② ウエブサイト「earth 地球の風、天気、海の状況地図」の活用
(https://earth.nullschool.net/jp/)
・世界中の大気情報を視覚的に示すことができるシミュレーションサイトで、動画の色や線の動きで大気の様子が観察できる。
・(例えば典型的な冬型の日に)校庭を吹く風を調べる → 全国の風の傾向を調べる(気象庁HPの天気図) → 「earth」の画像で視覚的に地球規模の風を実感する。
・画面の左下の「earth」という文字をクリックすると、画面の表示を変更できる。 →
「操作」の欄の「カレンダーマーク」から任意の日が選択できる。
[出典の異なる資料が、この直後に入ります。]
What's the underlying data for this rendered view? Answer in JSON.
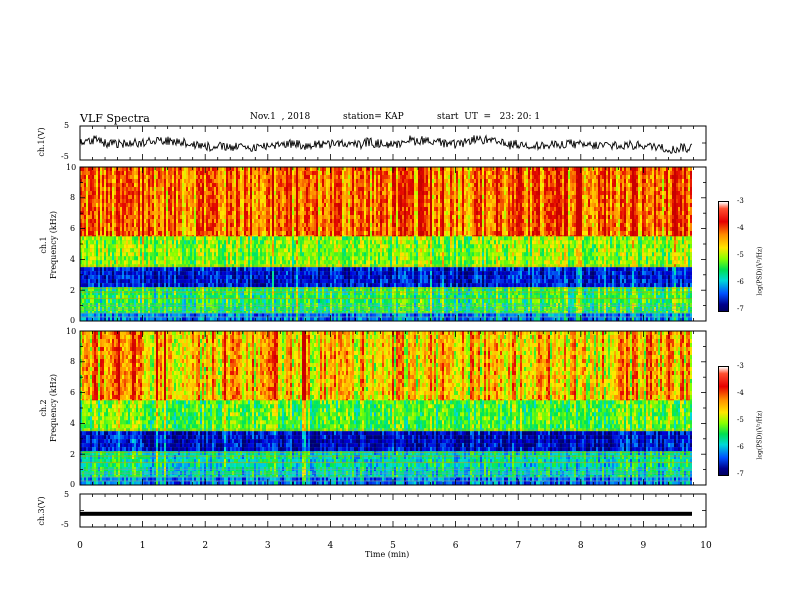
{
  "header": {
    "title": "VLF Spectra",
    "date": "Nov.1  , 2018",
    "station": "station= KAP",
    "start_ut": "start  UT  =   23: 20: 1"
  },
  "panels": {
    "ch1_wave": {
      "ylabel": "ch.1(V)",
      "ticks": [
        "5",
        "-5"
      ]
    },
    "ch1_spec": {
      "ylabel_line1": "ch.1",
      "ylabel_line2": "Frequency  (kHz)",
      "ticks": [
        "10",
        "8",
        "6",
        "4",
        "2",
        "0"
      ]
    },
    "ch2_spec": {
      "ylabel_line1": "ch.2",
      "ylabel_line2": "Frequency  (kHz)",
      "ticks": [
        "10",
        "8",
        "6",
        "4",
        "2",
        "0"
      ]
    },
    "ch3_wave": {
      "ylabel": "ch.3(V)",
      "ticks": [
        "5",
        "-5"
      ]
    }
  },
  "colorbar": {
    "label": "log(PSD)(V²/Hz)",
    "ticks": [
      "-3",
      "-4",
      "-5",
      "-6",
      "-7"
    ]
  },
  "xaxis": {
    "label": "Time  (min)",
    "ticks": [
      "0",
      "1",
      "2",
      "3",
      "4",
      "5",
      "6",
      "7",
      "8",
      "9",
      "10"
    ]
  },
  "colors": {
    "high": "#e60000",
    "mid": "#ffe600",
    "low": "#00e050",
    "floor": "#0000c8"
  },
  "chart_data": [
    {
      "type": "line",
      "title": "VLF Spectra",
      "ylabel": "ch.1(V)",
      "xlabel": "Time  (min)",
      "xlim": [
        0,
        10
      ],
      "ylim": [
        -5,
        5
      ],
      "series": [
        {
          "values_summary": "noisy waveform fluctuating roughly between -3 and 3 V, ending near 9.8 min"
        }
      ]
    },
    {
      "type": "heatmap",
      "ylabel": "Frequency  (kHz)",
      "xlim": [
        0,
        10
      ],
      "ylim": [
        0,
        10
      ],
      "zlim": [
        -7,
        -3
      ],
      "zlabel": "log(PSD)(V²/Hz)",
      "bands": [
        {
          "freq_khz": [
            0,
            0.5
          ],
          "level": -6
        },
        {
          "freq_khz": [
            0.5,
            2.2
          ],
          "level": -5.2
        },
        {
          "freq_khz": [
            2.2,
            3.5
          ],
          "level": -6.5
        },
        {
          "freq_khz": [
            3.5,
            5.5
          ],
          "level": -4.8
        },
        {
          "freq_khz": [
            5.5,
            10
          ],
          "level": -3.8
        }
      ]
    },
    {
      "type": "heatmap",
      "ylabel": "Frequency  (kHz)",
      "xlim": [
        0,
        10
      ],
      "ylim": [
        0,
        10
      ],
      "zlim": [
        -7,
        -3
      ],
      "zlabel": "log(PSD)(V²/Hz)",
      "bands": [
        {
          "freq_khz": [
            0,
            0.5
          ],
          "level": -6
        },
        {
          "freq_khz": [
            0.5,
            2.2
          ],
          "level": -5.5
        },
        {
          "freq_khz": [
            2.2,
            3.5
          ],
          "level": -6.6
        },
        {
          "freq_khz": [
            3.5,
            5.5
          ],
          "level": -5.0
        },
        {
          "freq_khz": [
            5.5,
            10
          ],
          "level": -4.2
        }
      ]
    },
    {
      "type": "line",
      "ylabel": "ch.3(V)",
      "xlim": [
        0,
        10
      ],
      "ylim": [
        -5,
        5
      ],
      "series": [
        {
          "values_summary": "flat line at about -1 V"
        }
      ],
      "level": -1
    }
  ]
}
「>」「<」で時間を変えられる。/「高度」の欄の「250hPa」で、高度10km付近の対流圏上層の偏西風(ジェット気流)が観察できる。/「レイヤー」の欄の「気温」も使える。/「モード」の欄の「粒子状物質」をクリックして現れる「レイヤー」の「PM2.5」で、直径2.5μm(マイクロメートル)以下の大気汚染物質の分布が表示される。
③ 県内の風向データの活用 ― 海陸風の学習
県内の駿河湾沿いの観測データを用いて、昼と夜の風向の変化がなぜ起こるかを考える。どの地点も、昼は海から陸に向かって風が吹き、夜は陸から海に向かって風が吹くことがわかる。
以上は、科教協静岡「研修交流会」で紹介されたものです。